Un récitatif s’interroge faussement candide sur qui peut entretenir pareil univers.

Un air d’alto vient lui répondre, avec une sérénité dansante. C’est un peu la communauté des croyants parlant d’une seule voix, reconnaissant Dieu comme son bienfaiteur.

A l’époque de Bach s’insérait ici la prédication pendant le culte.

A la reprise de la musique s’opère cette jonction qu’on retrouve souvent : une citation du Nouveau Testament. C’est ici un extrait de l’un des principaux discours du Christ, son Sermon sur la montagne, tel que le rapporte Matthieu.
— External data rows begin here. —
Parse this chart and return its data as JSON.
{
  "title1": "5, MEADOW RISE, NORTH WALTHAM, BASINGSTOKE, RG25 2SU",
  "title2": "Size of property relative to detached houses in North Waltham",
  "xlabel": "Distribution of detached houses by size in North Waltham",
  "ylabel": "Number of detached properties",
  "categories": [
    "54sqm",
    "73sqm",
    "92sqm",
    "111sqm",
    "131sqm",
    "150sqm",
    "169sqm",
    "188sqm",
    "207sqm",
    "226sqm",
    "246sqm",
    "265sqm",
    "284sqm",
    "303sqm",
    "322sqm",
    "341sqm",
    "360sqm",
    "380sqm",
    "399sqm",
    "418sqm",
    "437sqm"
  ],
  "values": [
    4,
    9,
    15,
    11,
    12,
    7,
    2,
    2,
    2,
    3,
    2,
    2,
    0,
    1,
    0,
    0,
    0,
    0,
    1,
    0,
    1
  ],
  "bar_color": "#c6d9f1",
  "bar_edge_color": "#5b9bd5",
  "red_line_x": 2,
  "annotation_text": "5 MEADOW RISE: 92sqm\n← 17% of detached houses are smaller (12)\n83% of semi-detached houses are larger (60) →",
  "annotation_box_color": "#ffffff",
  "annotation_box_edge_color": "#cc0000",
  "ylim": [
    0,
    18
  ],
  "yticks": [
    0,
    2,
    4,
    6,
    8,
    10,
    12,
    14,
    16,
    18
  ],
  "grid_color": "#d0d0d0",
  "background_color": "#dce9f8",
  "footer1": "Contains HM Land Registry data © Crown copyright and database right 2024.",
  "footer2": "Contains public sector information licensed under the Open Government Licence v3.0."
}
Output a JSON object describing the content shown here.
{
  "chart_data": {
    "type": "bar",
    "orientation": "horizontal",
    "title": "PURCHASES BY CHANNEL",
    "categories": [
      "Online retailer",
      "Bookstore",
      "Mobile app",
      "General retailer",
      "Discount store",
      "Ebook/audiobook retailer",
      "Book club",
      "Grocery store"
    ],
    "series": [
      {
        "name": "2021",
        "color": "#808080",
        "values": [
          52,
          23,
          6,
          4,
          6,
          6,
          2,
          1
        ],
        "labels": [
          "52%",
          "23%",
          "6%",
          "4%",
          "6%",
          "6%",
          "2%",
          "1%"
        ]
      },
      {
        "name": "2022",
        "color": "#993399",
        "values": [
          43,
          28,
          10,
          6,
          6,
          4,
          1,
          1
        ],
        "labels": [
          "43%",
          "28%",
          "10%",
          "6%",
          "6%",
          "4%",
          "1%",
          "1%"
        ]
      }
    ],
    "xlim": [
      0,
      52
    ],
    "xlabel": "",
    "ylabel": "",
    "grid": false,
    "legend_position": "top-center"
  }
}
C’est le cœur de la cantate, où la voix du Christ se fait entendre. La goût de cet air est très particulier : l’harmonie est assez tendue, la texture instrumentale – violons et basse continue – assez austère, on se demande s’il ne va pas pleuvoir. C’est l’inquiétude de l’homme quand sa subsistance qui est là en toile de fond, sur laquelle la parole généreuse vient agir. On la sent plus chaude dans la seconde partie de cet air très bref. Car si cet air est bien au centre de la cantate (trois numéros le précèdent et trois autres le suivent), s’il est théologiquement parlant son point culminant (la parole divine) il ne fonctionne pas seul. Il propulse, il prépare un air de soprano qui vient s’ouvrir comme un parachute.

Un grand ralenti solennel s’opère en effet avec ce surprenant trio dans lequel s’articulent voix, hautbois et basse continue. C’est d’abord humble et frissonnant de reconnaissance. Ça devient peu à peu confiant, lumineux, évident : ces dons que Dieu répand, il y en a pour chacun, donc pour moi aussi, pense l’homme qui se balance entre ciel et terre.

Un récitatif suggère « la morale de l’histoire » que le grand choral final – l’hymne Singen wir aus Herzensgrund (chantons du fond du cœur) – viendra reformuler avec ses allures immémoriales.